The watchdog for US spending on Afghanistan told Responsible Statecraft in an interview that he expects “pilferage” of US aid to Ukraine.
John Sopko, who has served as the Special Inspector General for Afghanistan Reconstruction (SIGAR) since 2012, said that he personally favored creating a similar position for US spending on the war in Ukraine.
Explaining why more oversight on the Ukraine policy is needed, Sopko pointed to the fact that the US has already authorized $113 billion in spending. “That money is flowing like manna from the sky. If you don’t get in there soon, you’re gonna see pilferage,” he said.
Sopko said he was not just concerned about military assistance to Ukraine but also aid disbursed by the US Agency for International Development (USAID). “We’ve always had more problems with AID. In Afghanistan, my experience with them is they have not been a very well-run organization,” he said.
Sopko pointed to the fact that USAID was overseeing aid that’s paying the salaries of Ukrainian government workers. In Afghanistan, Sopko said the Pentagon directed the paying of government salaries and could never come up with a system to make sure the US was paying the salaries of real Afghans.
“Well, have you heard anybody saying, ‘what’s the system they have in place to ensure that they’re not paying ghost Ukrainian civil servants, ghost Ukrainian police, ghost Ukrainian soldiers?'” he said.
Sopko said USAID has “had a poor track record on ghosts and on oversight” and added that the State Department is “even worse.” The US has provided Ukraine with tens of billions in “budgetary aid,” funds that go directly to the Ukrainian government.
Sopko said he was worried about after the war when the US and its allies fund Ukraine’s reconstruction. “The real crisis is going to happen once the shooting stops, and they start laying concrete, and they start rebuilding things … We’re going to be buying horribly overpriced steel and cement and other products,” he said.

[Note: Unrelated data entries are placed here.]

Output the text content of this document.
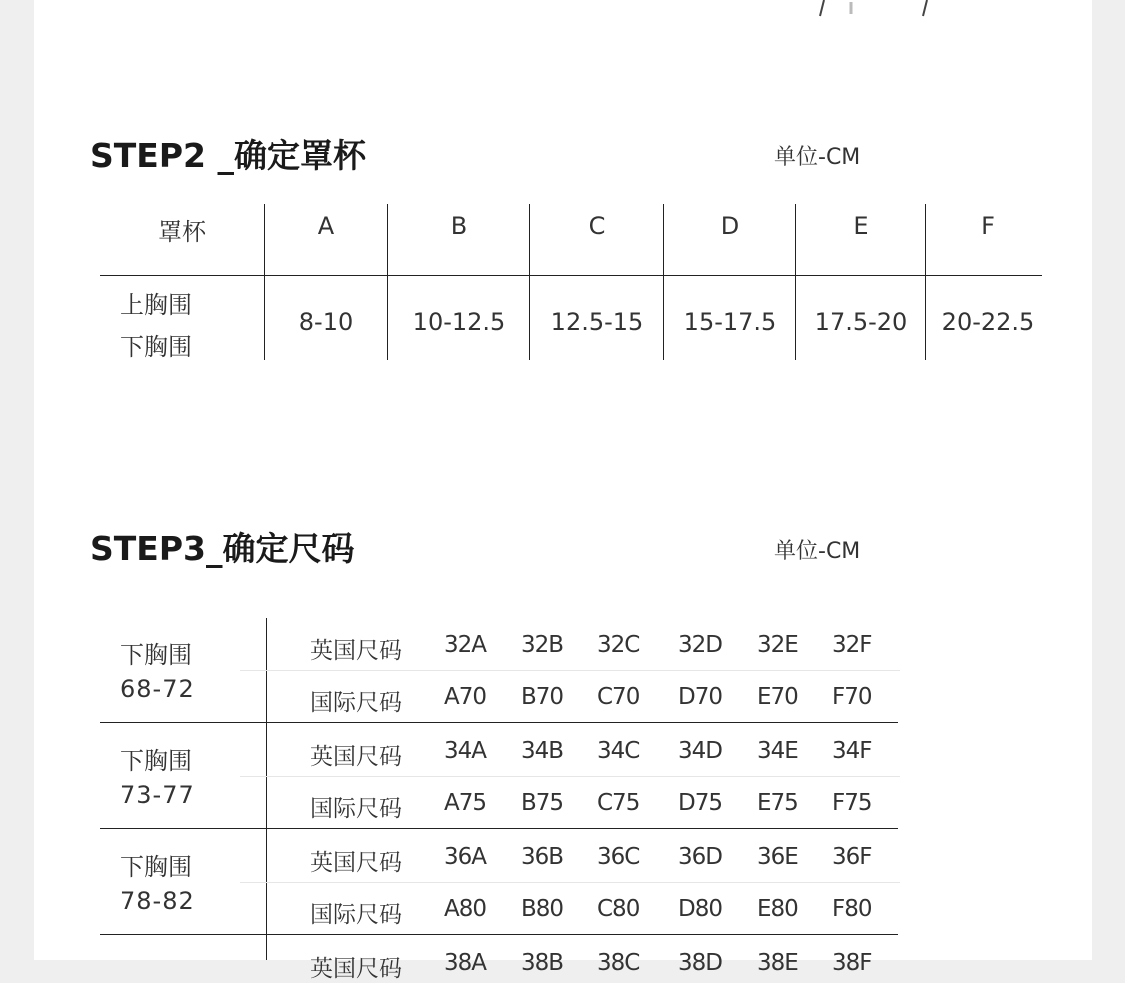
STEP2 _确定罩杯	单位-CM
罩杯	A	B	C	D	E	F
上胸围
下胸围
8-10	10-12.5	12.5-15	15-17.5	17.5-20	20-22.5
STEP3_确定尺码	单位-CM
下胸围
68-72
英国尺码 32A 32B 32C 32D 32E 32F
国际尺码 A70 B70 C70 D70 E70 F70
下胸围
73-77
英国尺码 34A 34B 34C 34D 34E 34F
国际尺码 A75 B75 C75 D75 E75 F75
下胸围
78-82
英国尺码 36A 36B 36C 36D 36E 36F
国际尺码 A80 B80 C80 D80 E80 F80
英国尺码 38A 38B 38C 38D 38E 38F
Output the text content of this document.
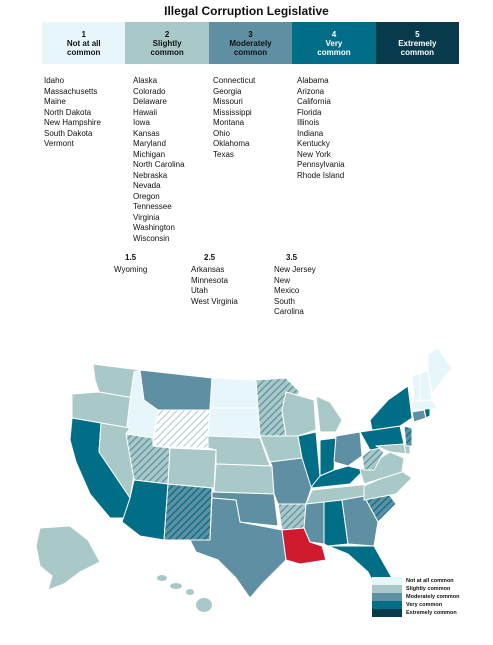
Illegal Corruption Legislative
1
Not at all
common
2
Slightly
common
3
Moderately
common
4
Very
common
5
Extremely
common
Idaho
Massachusetts
Maine
North Dakota
New Hampshire
South Dakota
Vermont
Alaska
Colorado
Delaware
Hawaii
Iowa
Kansas
Maryland
Michigan
North Carolina
Nebraska
Nevada
Oregon
Tennessee
Virginia
Washington
Wisconsin
Connecticut
Georgia
Missouri
Mississippi
Montana
Ohio
Oklahoma
Texas
Alabama
Arizona
California
Florida
Illinois
Indiana
Kentucky
New York
Pennsylvania
Rhode Island
1.5
Wyoming
2.5
Arkansas
Minnesota
Utah
West Virginia
3.5
New Jersey
New
Mexico
South
Carolina
Not at all common
Slightly common
Moderately common
Very common
Extremely common
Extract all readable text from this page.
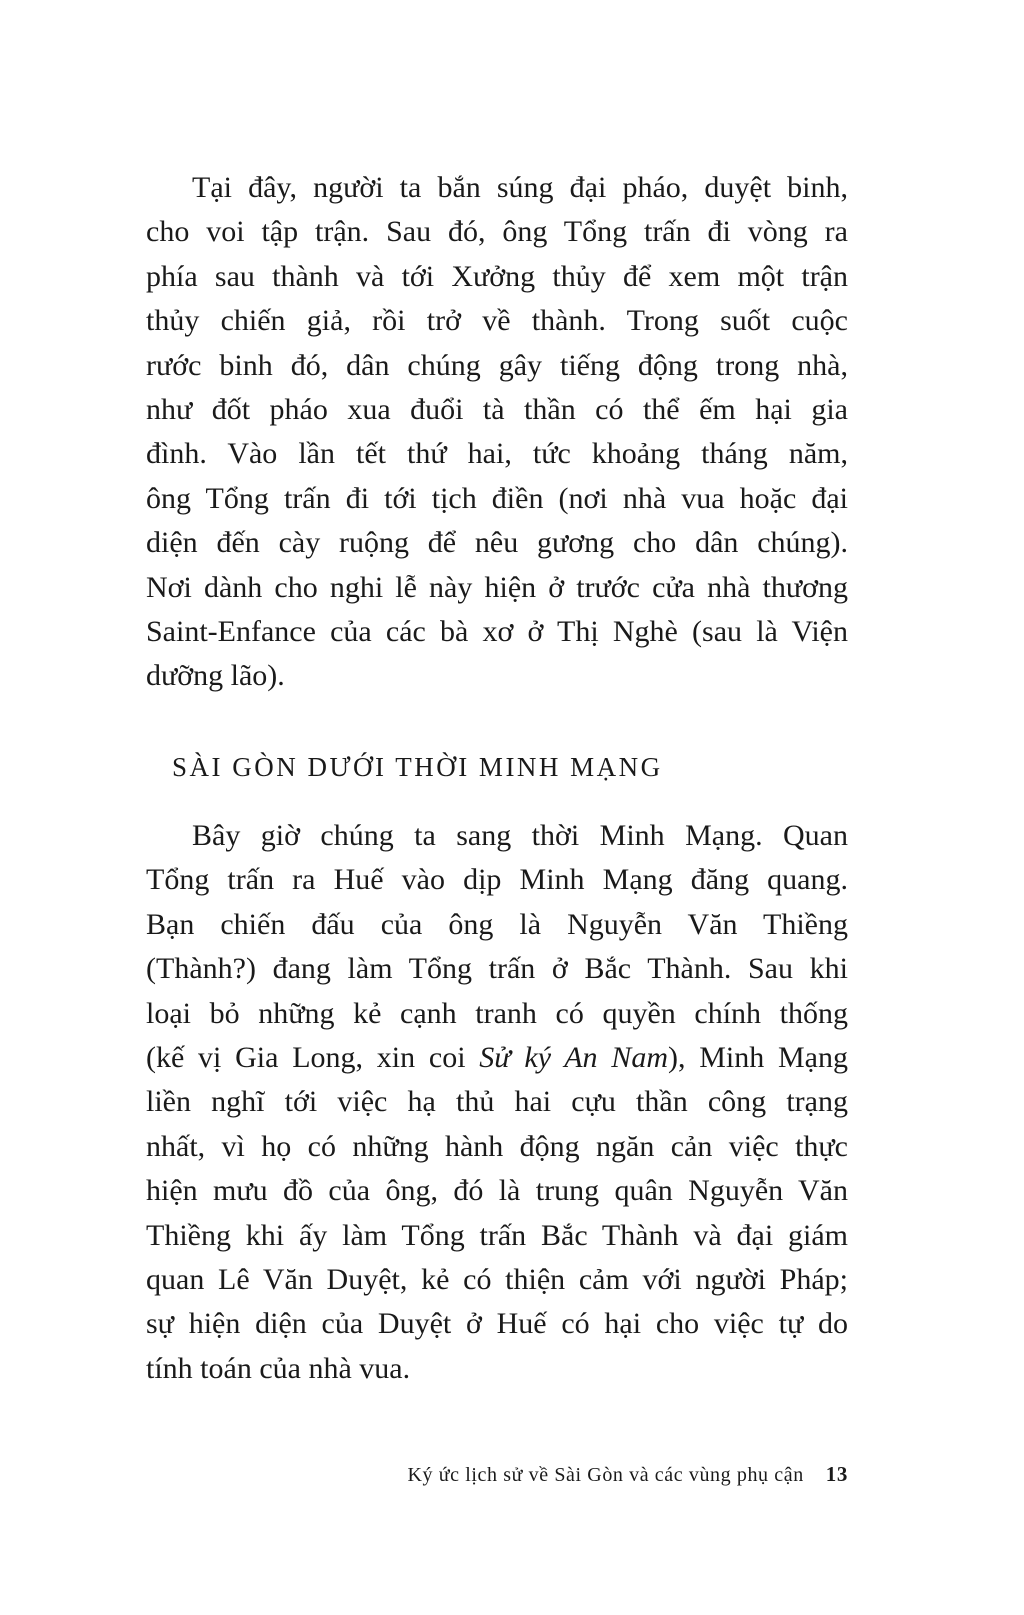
Tại đây, người ta bắn súng đại pháo, duyệt binh,
cho voi tập trận. Sau đó, ông Tổng trấn đi vòng ra
phía sau thành và tới Xưởng thủy để xem một trận
thủy chiến giả, rồi trở về thành. Trong suốt cuộc
rước binh đó, dân chúng gây tiếng động trong nhà,
như đốt pháo xua đuổi tà thần có thể ếm hại gia
đình. Vào lần tết thứ hai, tức khoảng tháng năm,
ông Tổng trấn đi tới tịch điền (nơi nhà vua hoặc đại
diện đến cày ruộng để nêu gương cho dân chúng).
Nơi dành cho nghi lễ này hiện ở trước cửa nhà thương
Saint-Enfance của các bà xơ ở Thị Nghè (sau là Viện
dưỡng lão).
SÀI GÒN DƯỚI THỜI MINH MẠNG
Bây giờ chúng ta sang thời Minh Mạng. Quan
Tổng trấn ra Huế vào dịp Minh Mạng đăng quang.
Bạn chiến đấu của ông là Nguyễn Văn Thiềng
(Thành?) đang làm Tổng trấn ở Bắc Thành. Sau khi
loại bỏ những kẻ cạnh tranh có quyền chính thống
(kế vị Gia Long, xin coi Sử ký An Nam), Minh Mạng
liền nghĩ tới việc hạ thủ hai cựu thần công trạng
nhất, vì họ có những hành động ngăn cản việc thực
hiện mưu đồ của ông, đó là trung quân Nguyễn Văn
Thiềng khi ấy làm Tổng trấn Bắc Thành và đại giám
quan Lê Văn Duyệt, kẻ có thiện cảm với người Pháp;
sự hiện diện của Duyệt ở Huế có hại cho việc tự do
tính toán của nhà vua.
Ký ức lịch sử về Sài Gòn và các vùng phụ cận 13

US government agencies have assigned their own inspector generals to oversee Ukraine aid but have resisted efforts to establish a position similar to Sopko’s. He said a “whole of government” approach was necessary for the oversight. The Senate recently voted down an amendment introduced by Sen. Josh Hawley (R-MO) that would have created a special inspector general for Ukraine.

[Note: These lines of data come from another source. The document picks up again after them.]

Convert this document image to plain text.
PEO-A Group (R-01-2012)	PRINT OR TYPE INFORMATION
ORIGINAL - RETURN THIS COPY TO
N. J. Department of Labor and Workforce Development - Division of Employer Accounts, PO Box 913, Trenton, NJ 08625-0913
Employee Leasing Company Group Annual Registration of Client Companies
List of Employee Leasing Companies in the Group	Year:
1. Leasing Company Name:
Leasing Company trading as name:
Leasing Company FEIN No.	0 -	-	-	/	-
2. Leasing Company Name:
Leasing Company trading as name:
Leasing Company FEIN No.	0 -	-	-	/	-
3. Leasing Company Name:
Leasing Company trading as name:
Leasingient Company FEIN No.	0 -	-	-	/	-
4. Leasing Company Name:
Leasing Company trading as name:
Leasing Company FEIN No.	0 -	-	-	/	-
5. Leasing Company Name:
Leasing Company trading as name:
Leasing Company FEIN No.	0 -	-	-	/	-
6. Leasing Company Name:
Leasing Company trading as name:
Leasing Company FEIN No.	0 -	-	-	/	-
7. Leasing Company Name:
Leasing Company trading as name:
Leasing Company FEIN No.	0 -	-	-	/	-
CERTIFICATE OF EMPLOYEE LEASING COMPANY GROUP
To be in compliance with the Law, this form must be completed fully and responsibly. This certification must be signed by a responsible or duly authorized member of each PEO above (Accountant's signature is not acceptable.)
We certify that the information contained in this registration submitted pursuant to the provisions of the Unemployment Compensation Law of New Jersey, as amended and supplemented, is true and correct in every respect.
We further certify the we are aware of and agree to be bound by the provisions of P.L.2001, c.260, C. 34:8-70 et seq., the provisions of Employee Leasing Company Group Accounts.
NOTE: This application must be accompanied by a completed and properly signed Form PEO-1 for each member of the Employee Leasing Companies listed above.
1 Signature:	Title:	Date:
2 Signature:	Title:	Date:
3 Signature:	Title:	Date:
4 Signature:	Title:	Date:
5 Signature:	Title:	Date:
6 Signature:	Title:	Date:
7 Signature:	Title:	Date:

Earlier this month, investigative journalist Seymour Hersh published a report that alleged the CIA is aware of rampant corruption in Ukraine and estimated that Ukrainian officials have skimmed at least $400 million in US-provided funds earmarked for diesel purchases.
Before Russia invaded Ukraine on February 24, 2022, Ukraine’s notorious corruption was commonly cited by Western governments. In June 2021, President Biden said Kyiv must “clean up corruption” before it can join NATO. But since the US began flooding Ukraine with weapons and money, the corruption concerns have barely been mentioned.